What are the 3 main ways to value a company? ›

Three main types of valuation methods are commonly used for establishing the economic value of businesses: market, cost, and income; each method has advantages and drawbacks.

How many times gross revenue is a business worth? ›

Typically, valuing of business is determined by one-times sales, within a given range, and two times the sales revenue. What this means is that the valuing of the company can be between $1 million and $2 million, which depends on the selected multiple.

How do you value a company on Shark Tank? ›

This is where the sharks usually ask how much the company made in the prior year. The valuation is then divided by that amount. If the company made $100,000 last year, it would be $1 million ÷ $100,000 = 10. If the company continues to make $100,000 each year, it would take 10 years for the investor to break even.
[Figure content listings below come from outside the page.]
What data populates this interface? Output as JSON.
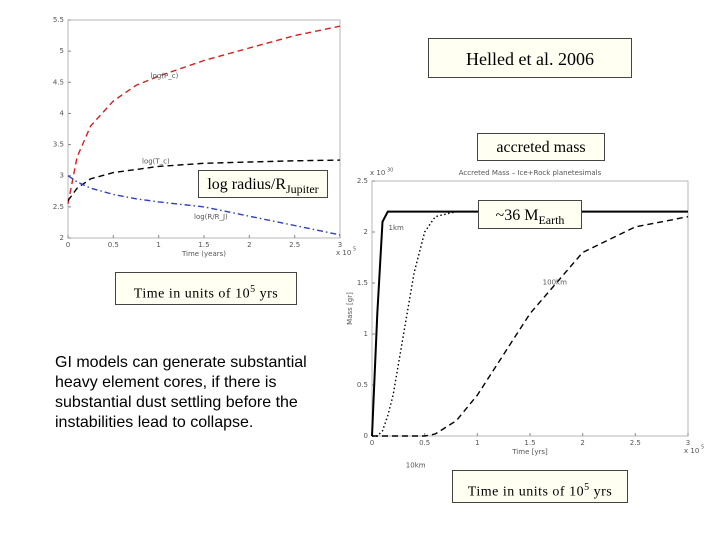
{
  "chart_data": [
    {
      "type": "line",
      "x_label": "Time (years)",
      "x_multiplier": "x 10",
      "x_multiplier_exp": "5",
      "x": [
        0,
        0.1,
        0.25,
        0.5,
        0.75,
        1,
        1.5,
        2,
        2.5,
        3
      ],
      "series": [
        {
          "name": "log(P_c)",
          "color": "#d42020",
          "style": "dashed",
          "values": [
            2.55,
            3.3,
            3.8,
            4.2,
            4.45,
            4.6,
            4.85,
            5.05,
            5.25,
            5.4
          ]
        },
        {
          "name": "log(T_c)",
          "color": "#000000",
          "style": "dashed",
          "values": [
            2.6,
            2.8,
            2.95,
            3.05,
            3.1,
            3.15,
            3.2,
            3.22,
            3.24,
            3.25
          ]
        },
        {
          "name": "log(R/R_J)",
          "color": "#3040c0",
          "style": "dashdot",
          "values": [
            3.0,
            2.9,
            2.8,
            2.7,
            2.63,
            2.58,
            2.5,
            2.35,
            2.2,
            2.05
          ]
        }
      ],
      "xlim": [
        0,
        3
      ],
      "xticks": [
        0,
        0.5,
        1,
        1.5,
        2,
        2.5,
        3
      ],
      "ylim": [
        2,
        5.5
      ],
      "yticks": [
        2,
        2.5,
        3,
        3.5,
        4,
        4.5,
        5,
        5.5
      ]
    },
    {
      "type": "line",
      "title": "Accreted Mass – Ice+Rock planetesimals",
      "x_label": "Time [yrs]",
      "y_label": "Mass [gr]",
      "x_multiplier": "x 10",
      "x_multiplier_exp": "5",
      "y_multiplier": "x 10",
      "y_multiplier_exp": "30",
      "x": [
        0,
        0.05,
        0.1,
        0.15,
        0.2,
        0.3,
        0.4,
        0.5,
        0.6,
        0.8,
        1,
        1.5,
        2,
        2.5,
        3
      ],
      "series": [
        {
          "name": "1km",
          "color": "#000000",
          "style": "solid",
          "values": [
            0,
            1.2,
            2.1,
            2.2,
            2.2,
            2.2,
            2.2,
            2.2,
            2.2,
            2.2,
            2.2,
            2.2,
            2.2,
            2.2,
            2.2
          ]
        },
        {
          "name": "10km",
          "color": "#000000",
          "style": "dotted",
          "values": [
            0,
            0,
            0.05,
            0.2,
            0.4,
            1.0,
            1.6,
            2.0,
            2.15,
            2.2,
            2.2,
            2.2,
            2.2,
            2.2,
            2.2
          ]
        },
        {
          "name": "100km",
          "color": "#000000",
          "style": "dashed",
          "values": [
            0,
            0,
            0,
            0,
            0,
            0,
            0,
            0,
            0.02,
            0.15,
            0.4,
            1.2,
            1.8,
            2.05,
            2.15
          ]
        }
      ],
      "xlim": [
        0,
        3
      ],
      "xticks": [
        0,
        0.5,
        1,
        1.5,
        2,
        2.5,
        3
      ],
      "ylim": [
        0,
        2.5
      ],
      "yticks": [
        0,
        0.5,
        1,
        1.5,
        2,
        2.5
      ]
    }
  ],
  "slide": {
    "citation": "Helled et al. 2006",
    "accreted_label": "accreted mass",
    "radius_label": {
      "text": "log radius/R",
      "sub": "Jupiter"
    },
    "mass_label": {
      "text": "~36 M",
      "sub": "Earth"
    },
    "time_label_left": {
      "text": "Time in units of 10",
      "sup": "5",
      "tail": " yrs"
    },
    "time_label_right": {
      "text": "Time in units of 10",
      "sup": "5",
      "tail": " yrs"
    },
    "body": "GI models can generate substantial heavy element cores, if there is substantial dust settling before the instabilities lead to collapse."
  }
}
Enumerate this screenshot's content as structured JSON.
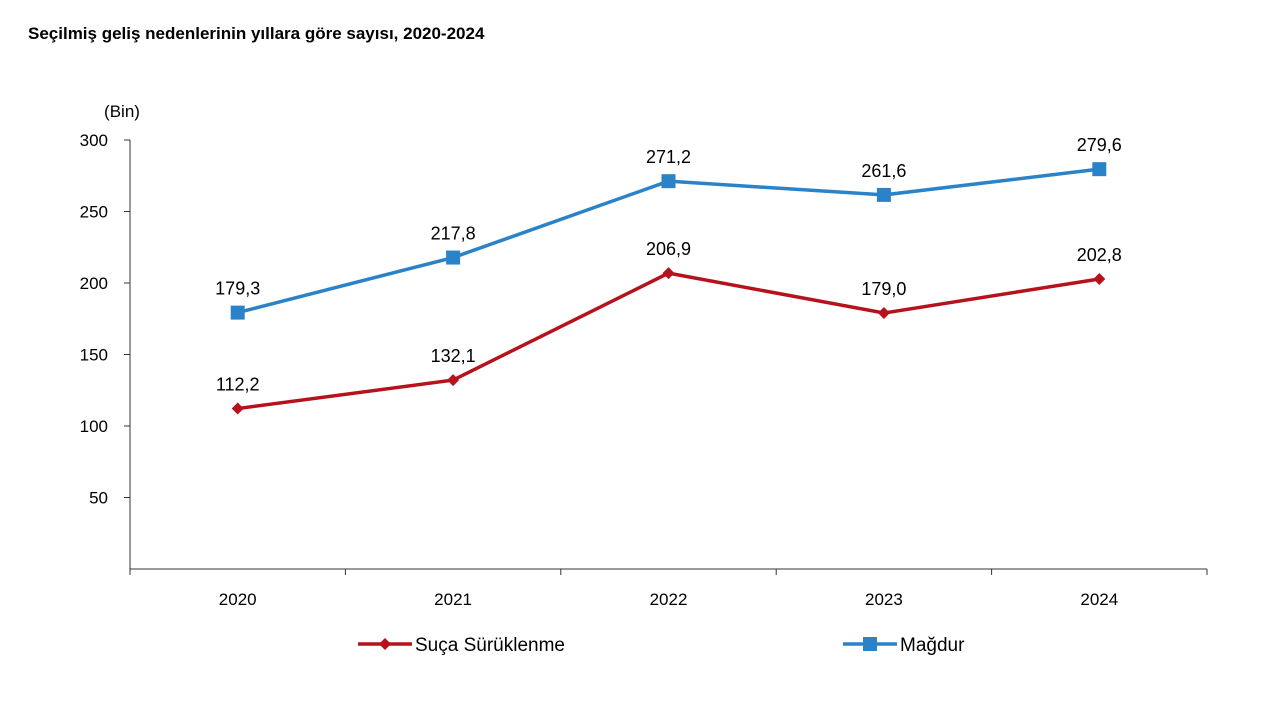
{
  "chart_data": {
    "type": "line",
    "title": "Seçilmiş geliş nedenlerinin yıllara göre sayısı, 2020-2024",
    "unit_label": "(Bin)",
    "categories": [
      "2020",
      "2021",
      "2022",
      "2023",
      "2024"
    ],
    "ylim": [
      0,
      300
    ],
    "yticks": [
      50,
      100,
      150,
      200,
      250,
      300
    ],
    "grid": false,
    "legend_position": "bottom",
    "series": [
      {
        "name": "Suça Sürüklenme",
        "color": "#b5121b",
        "marker": "diamond",
        "values": [
          112.2,
          132.1,
          206.9,
          179.0,
          202.8
        ],
        "labels": [
          "112,2",
          "132,1",
          "206,9",
          "179,0",
          "202,8"
        ]
      },
      {
        "name": "Mağdur",
        "color": "#2a83c9",
        "marker": "square",
        "values": [
          179.3,
          217.8,
          271.2,
          261.6,
          279.6
        ],
        "labels": [
          "179,3",
          "217,8",
          "271,2",
          "261,6",
          "279,6"
        ]
      }
    ]
  }
}
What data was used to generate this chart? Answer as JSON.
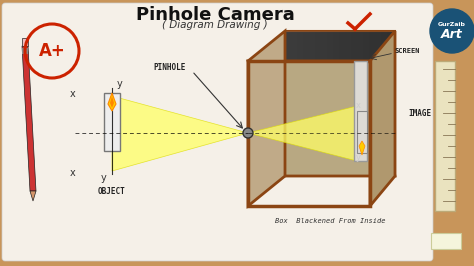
{
  "title": "Pinhole Camera",
  "subtitle": "( Diagram Drawing )",
  "bg_color": "#c8955a",
  "paper_color": "#f5f0e8",
  "box_face_color": "#c8b89a",
  "box_border_color": "#8b4513",
  "screen_color": "#e0ddd8",
  "light_yellow": "#ffff88",
  "candle_color": "#e8e8e8",
  "flame_color": "#ffcc00",
  "title_color": "#111111",
  "subtitle_color": "#333333",
  "label_pinhole": "PINHOLE",
  "label_object": "OBJECT",
  "label_image": "IMAGE",
  "label_screen": "SCREEN",
  "label_box": "Box  Blackened From Inside",
  "grade_text": "A+",
  "brand_text1": "GurZaib",
  "brand_text2": "Art",
  "checkmark_color": "#cc2200"
}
How many US citizens make over $1 million a year? ›

California

There are just under 72,500 tax filers in California with an adjusted gross income above $1 million.

How much profit should a 2 million dollar business make? ›

Based on this, a 2 million dollar investment portfolio could potentially generate an annual income of $80,000 to $120,000. However, it's important to note that investment returns are not guaranteed, and there is always a risk of losing some or all of the principal investment.

How many companies have $5 million in revenue? ›

To determine how many of this total make more than $5 million in revenue, I looked for tabulations of revenue data and found that while 327,589 companies reach this number, more than 1.6 million other companies have no revenue data reported in this manner.

Top Articles
Latest Posts
Article information

Author: Msgr. Refugio Daniel

Last Updated:

Views: 6633

Rating: 4.3 / 5 (54 voted)

Reviews: 93% of readers found this page helpful

Author information

Name: Msgr. Refugio Daniel

Birthday: 1999-09-15

Address: 8416 Beatty Center, Derekfort, VA 72092-0500

Phone: +6838967160603

Job: Mining Executive

Hobby: Woodworking, Knitting, Fishing, Coffee roasting, Kayaking, Horseback riding, Kite flying

Introduction: My name is Msgr. Refugio Daniel, I am a fine, precious, encouraging, calm, glamorous, vivacious, friendly person who loves writing and wants to share my knowledge and understanding with you.